A city's chamber of commerce is supposed to be the face of its businesses. Its first and foremost responsibility is to support those businesses and help them grow. That is a big part of a city's economic development - not only attracting new businesses, but also helping existing ones stay healthy and thriving.

Glen Rose is fortunate to have a strong core of businesses that have been here for years, as well as a steady stream of newer entrants. While many other small towns have dust blowing down their depressed main streets, which look like a scene out of The Last Picture Show, Glen Rose's downtown is still very much alive.

Two new restaurants are preparing to open downtown - China Wok and a Cajun restaurant off the square. Downtown has a new art gallery and children's store and this year several new plant nurseries, health care facilities and other businesses have opened on U.S. Highway 67, the commercial strip.

In a turnabout of how business expansion often occurs, with big-city companies spreading to small towns, Glen Rose businesses are expanding to Granbury.

Audrey Caylor has opened a new outpost of her successful Caylor Creek boutique, Hollywood & Vine has a restaurant on the Granbury square and Big Cup Eatery opened in a shopping center on the main drag, U.S. Highway 377. It's great to see them expand, but we want to keep them happy in Glen Rose, too.

As wider highways advance toward town and development heads closer this way, we need a viable chamber of commerce to help guide the business community into the future. Small businesses, especially, need advice and support on subjects from taxes to health care to insurance.

Unfortunately, the Glen Rose/Somervell County Chamber of Commerce's vital mission has become obscured by controversy. Stories of infighting, personality conflicts and disagreements over direction have been circulating around town.

The departures of several key chamber officers and members, including Caylor, Darrell Best, Kelly Hoodenpyle and former events coordinators Tonya Fonseca and then Angel Smith, for various reasons, also raised questions about what was going on behind the scenes.

It's been sad to see the chamber's office door with the “Closed” sign on it during this transition while the remaining chamber board scrambles to regroup and line up volunteers to staff the office. (The chamber will stay downtown until its lease ends next February.) To volunteer or to join, call Rhonda Cagle, the chamber's acting president, at 254-897-9228.

The remaining board members need the community's support to get the organization going again and rebuild the chamber's reputation. It's no doubt going to be tarnished by recent revelations of some free-spending on events — including hundreds of dollars for beer for contestants in the St. Patrick's Day golf tournament.

But kudos to Jimmy Gosdin, the new president of the Glen Rose Economic Development Corp., for having the courage to give the Glen Rose City Council a list of those expenses in the interest of transparency and to start heading in the right direction.

It should be noted that some, but not all, of the events received some 4B monies. After the departures of the leadership and chamber office staff, the remaining chamber board members were left holding the bag and scrambling to figure out how much money was spent on what.

One thing that is certain is that more than $12,807 was used to pay for the events coordinators' salaries.
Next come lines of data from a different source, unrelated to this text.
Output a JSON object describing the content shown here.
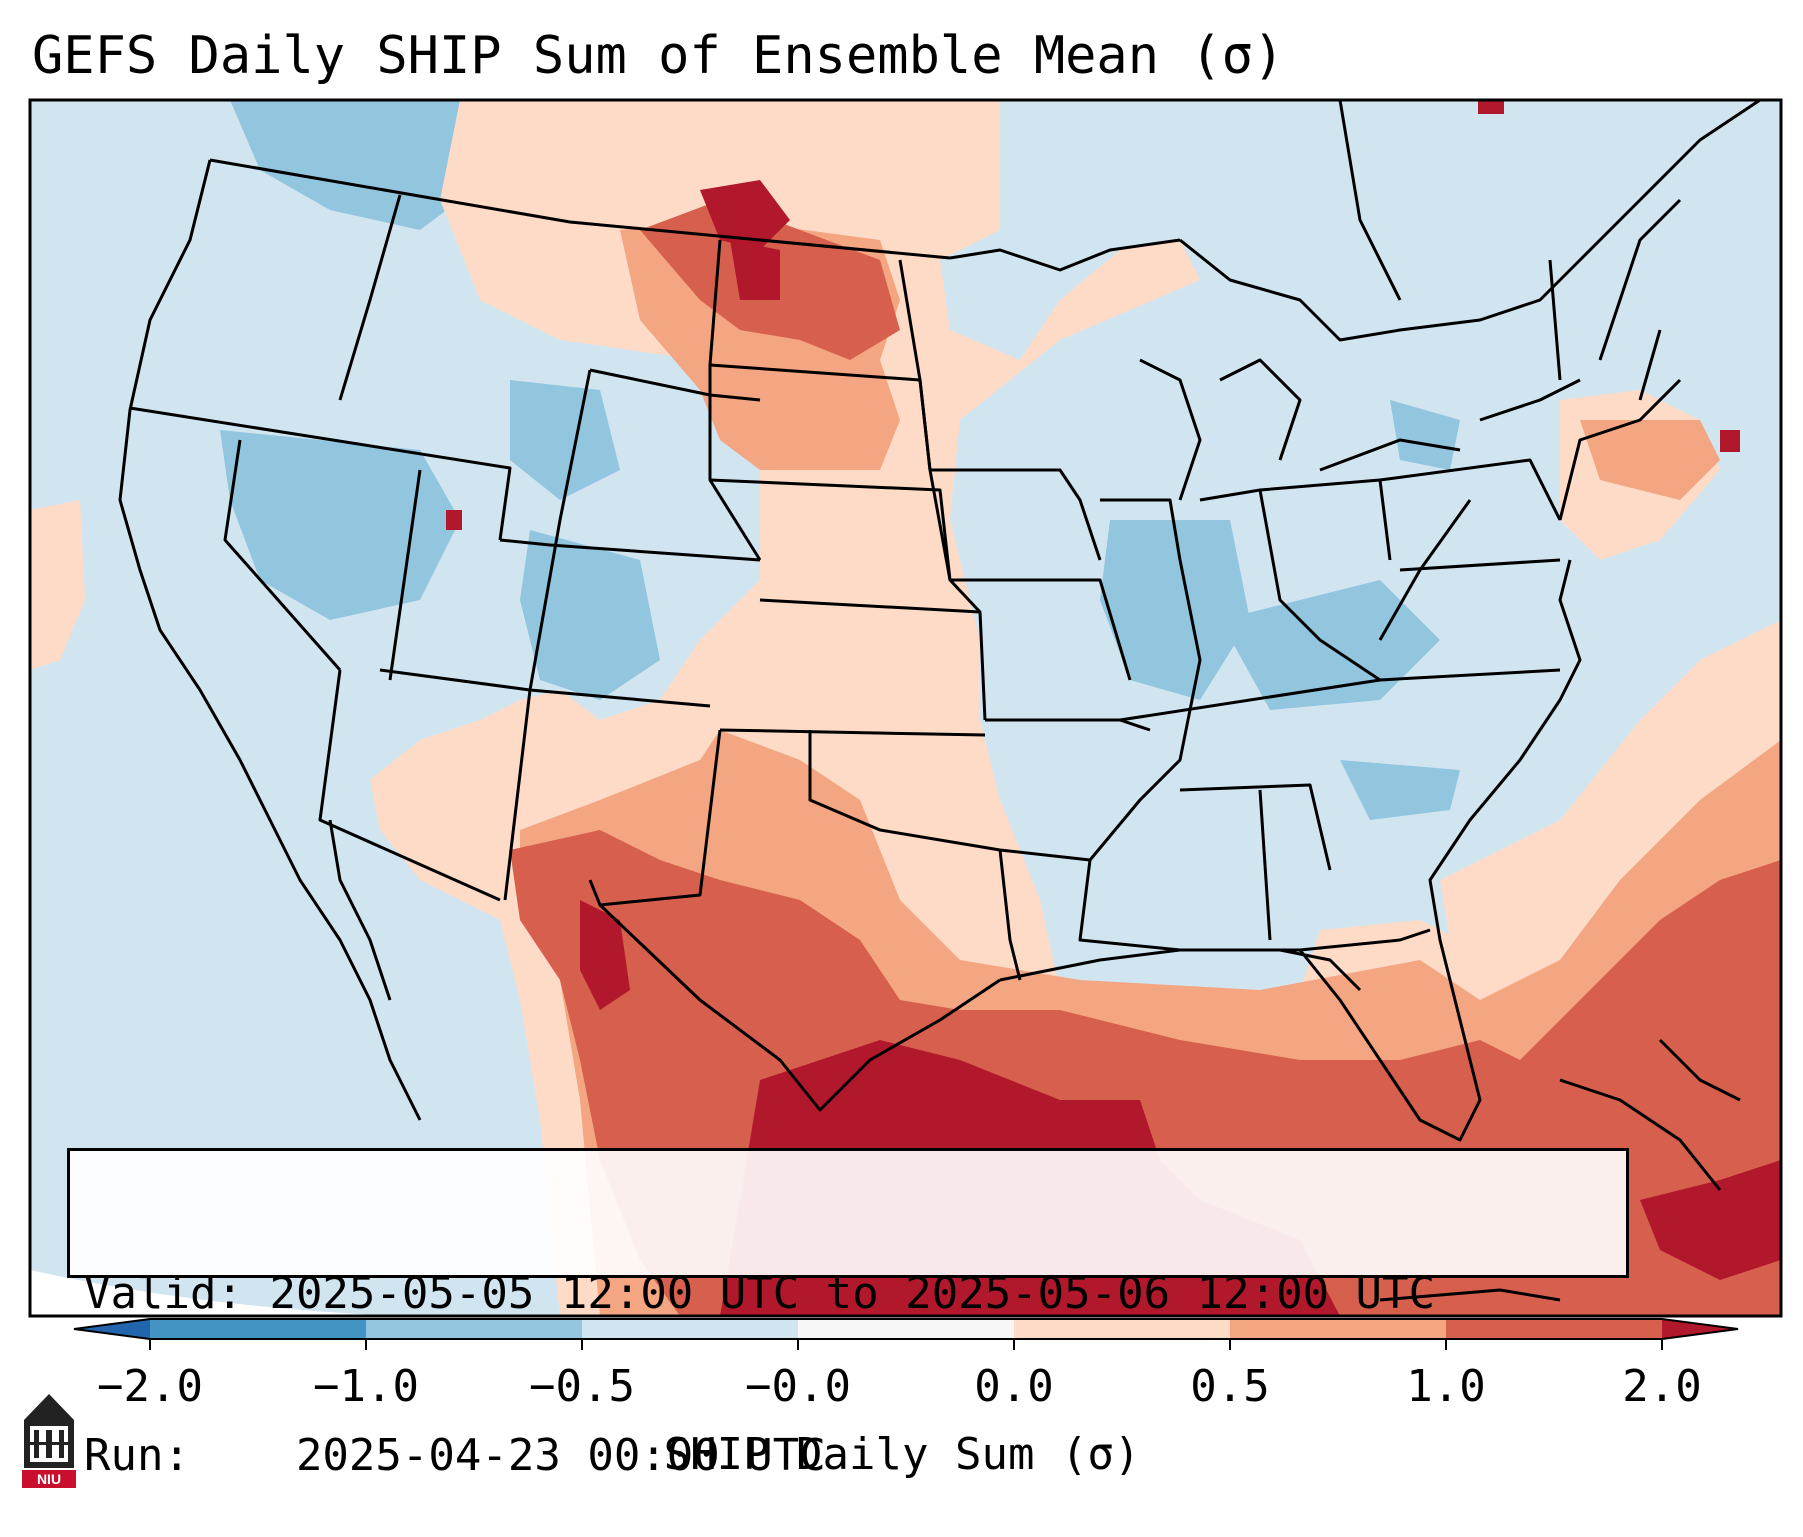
{
  "title": "GEFS Daily SHIP Sum of Ensemble Mean (σ)",
  "info": {
    "valid_label": "Valid:",
    "valid_value": "2025-05-05 12:00 UTC to 2025-05-06 12:00 UTC",
    "run_label": "Run:",
    "run_value": "2025-04-23 00:00 UTC"
  },
  "colorbar": {
    "title": "SHIP Daily Sum (σ)",
    "ticks": [
      "−2.0",
      "−1.0",
      "−0.5",
      "−0.0",
      "0.0",
      "0.5",
      "1.0",
      "2.0"
    ],
    "bins": [
      {
        "range": "< -2.0",
        "color": "#2166ac"
      },
      {
        "range": "-2.0 to -1.0",
        "color": "#4393c3"
      },
      {
        "range": "-1.0 to -0.5",
        "color": "#92c5de"
      },
      {
        "range": "-0.5 to -0.0",
        "color": "#d1e5f0"
      },
      {
        "range": "-0.0 to 0.0",
        "color": "#f7f7f7"
      },
      {
        "range": "0.0 to 0.5",
        "color": "#fddbc7"
      },
      {
        "range": "0.5 to 1.0",
        "color": "#f4a582"
      },
      {
        "range": "1.0 to 2.0",
        "color": "#d6604d"
      },
      {
        "range": "> 2.0",
        "color": "#b2182b"
      }
    ]
  },
  "logo": {
    "text": "NIU"
  },
  "map": {
    "background_color": "#d1e5f0",
    "border_color": "#000000"
  }
}
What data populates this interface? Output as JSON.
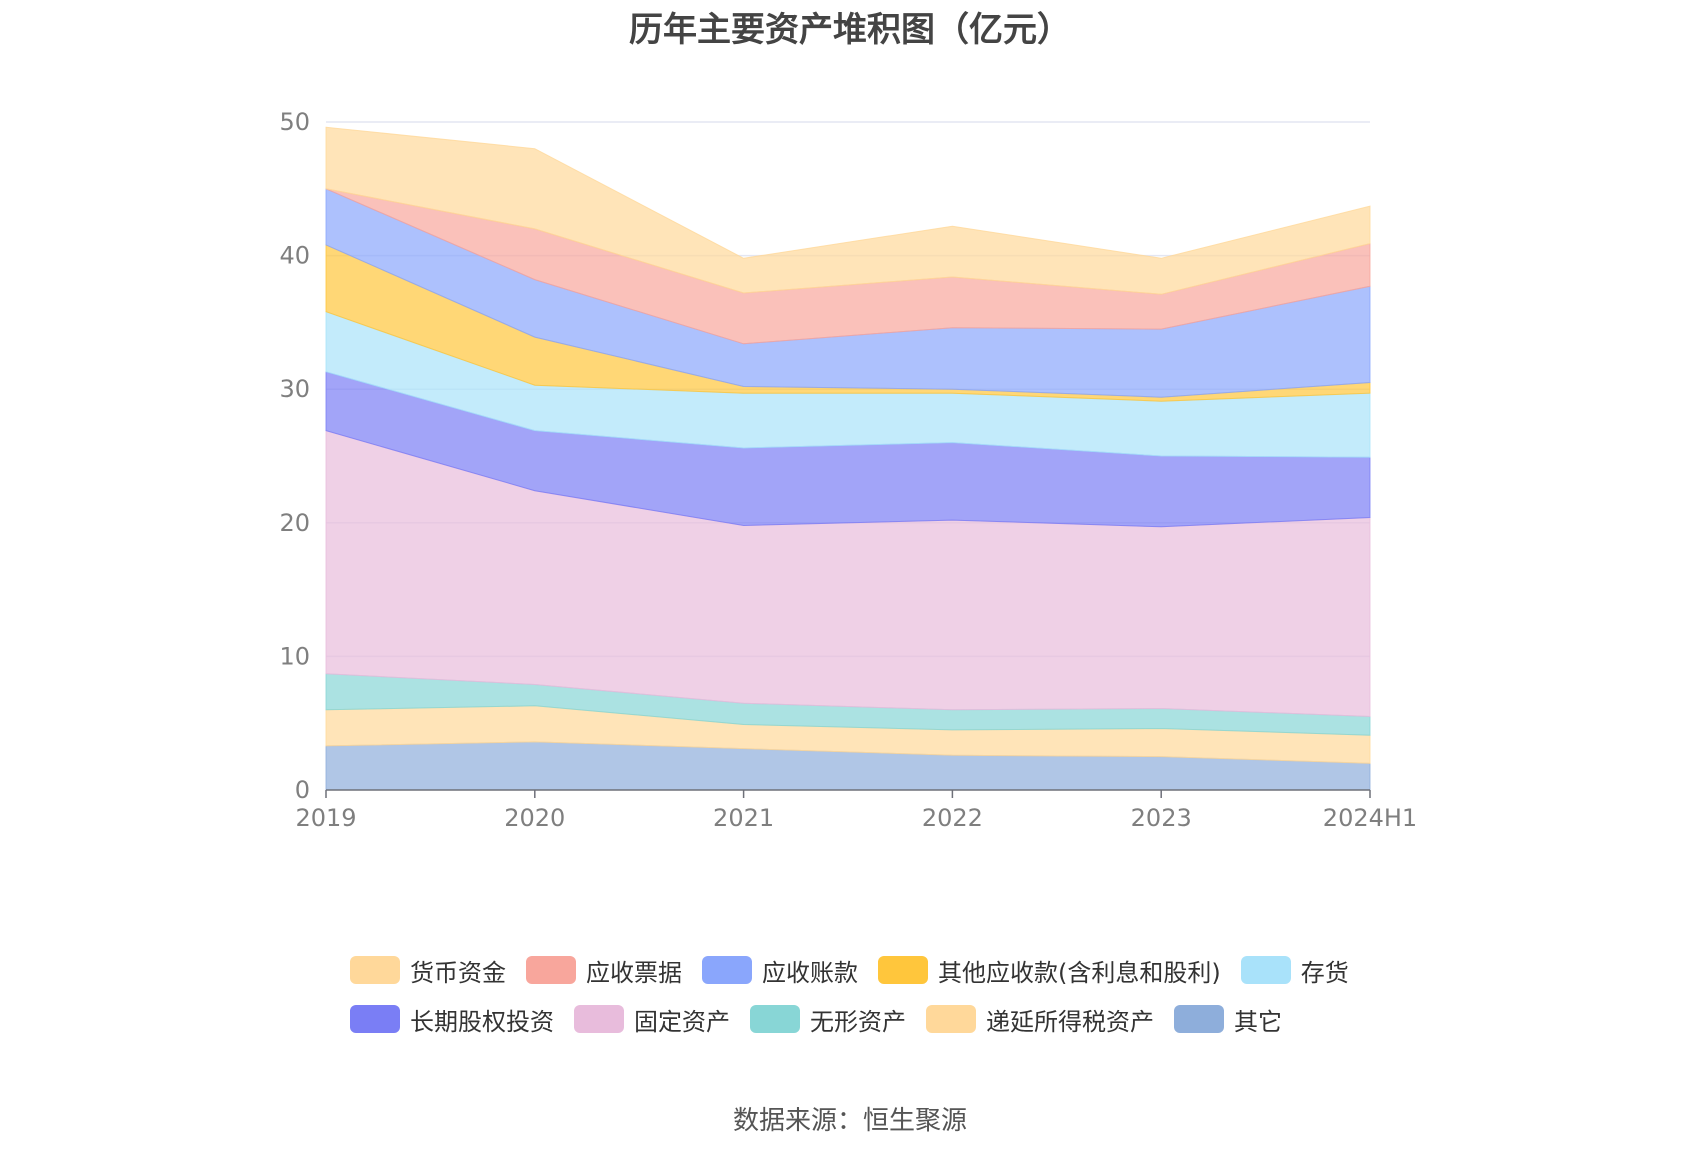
{
  "title": "历年主要资产堆积图（亿元）",
  "source": "数据来源：恒生聚源",
  "legend_rows": [
    [
      0,
      1,
      2,
      3,
      4
    ],
    [
      5,
      6,
      7,
      8,
      9
    ]
  ],
  "chart_data": {
    "type": "area",
    "stacked": true,
    "title": "历年主要资产堆积图（亿元）",
    "categories": [
      "2019",
      "2020",
      "2021",
      "2022",
      "2023",
      "2024H1"
    ],
    "ylim": [
      0,
      50
    ],
    "yticks": [
      0,
      10,
      20,
      30,
      40,
      50
    ],
    "grid": true,
    "legend_position": "bottom",
    "series": [
      {
        "name": "其它",
        "color": "#8eaedb",
        "values": [
          3.3,
          3.6,
          3.1,
          2.6,
          2.5,
          2.0
        ]
      },
      {
        "name": "递延所得税资产",
        "color": "#ffd89a",
        "values": [
          2.7,
          2.7,
          1.8,
          1.9,
          2.1,
          2.1
        ]
      },
      {
        "name": "无形资产",
        "color": "#88d6d6",
        "values": [
          2.7,
          1.6,
          1.6,
          1.5,
          1.5,
          1.4
        ]
      },
      {
        "name": "固定资产",
        "color": "#e8bcdc",
        "values": [
          18.2,
          14.5,
          13.3,
          14.2,
          13.6,
          14.9
        ]
      },
      {
        "name": "长期股权投资",
        "color": "#7a7ef5",
        "values": [
          4.4,
          4.5,
          5.8,
          5.8,
          5.3,
          4.5
        ]
      },
      {
        "name": "存货",
        "color": "#a9e2fa",
        "values": [
          4.5,
          3.4,
          4.1,
          3.7,
          4.1,
          4.8
        ]
      },
      {
        "name": "其他应收款(含利息和股利)",
        "color": "#ffc63c",
        "values": [
          5.0,
          3.6,
          0.5,
          0.3,
          0.3,
          0.8
        ]
      },
      {
        "name": "应收账款",
        "color": "#8aa6fc",
        "values": [
          4.2,
          4.3,
          3.2,
          4.6,
          5.1,
          7.2
        ]
      },
      {
        "name": "应收票据",
        "color": "#f8a69c",
        "values": [
          0.0,
          3.8,
          3.8,
          3.8,
          2.6,
          3.2
        ]
      },
      {
        "name": "货币资金",
        "color": "#ffd89a",
        "values": [
          4.6,
          6.0,
          2.6,
          3.8,
          2.7,
          2.8
        ]
      }
    ]
  },
  "legend_order": [
    "货币资金",
    "应收票据",
    "应收账款",
    "其他应收款(含利息和股利)",
    "存货",
    "长期股权投资",
    "固定资产",
    "无形资产",
    "递延所得税资产",
    "其它"
  ]
}
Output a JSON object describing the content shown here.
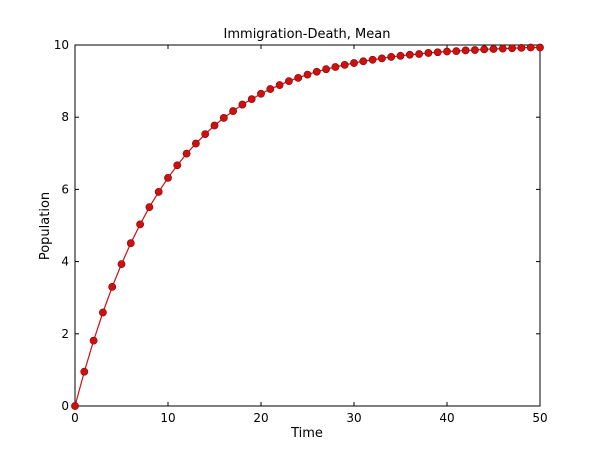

The rest of the expenses will have to be sorted out.

For now, though, it's clear that a chamber-based events coordinator funded with 4B sales tax money is not a good idea. The chamber did not live up to its contract with the GREDC, which oversees the distribution of 4B money returned to the city by the state for economic development purposes.

There's plenty of blame to go around. Too many people apparently spent too much money without asking hard questions. Once again, the public's money was squandered. By the way, in the interest of transparency, you can see a list of the expenses on our Web site, www.theglenrosereporter.com.

City Council and GREDC member Sue Oldenburg was right to demand an accounting of events coordinator expenses. It's too bad that some of the people responsible for letting expenses get out of hand are now gone, leaving others to clean up their mess.

Rather than search for blame, however, it's time to get behind the chamber and keep it going in a forward direction. A city without a chamber of commerce sends a negative signal to those who might be thinking about starting a business in Glen Rose. It's time to start sending a positive signal that the chamber is open - for businesses.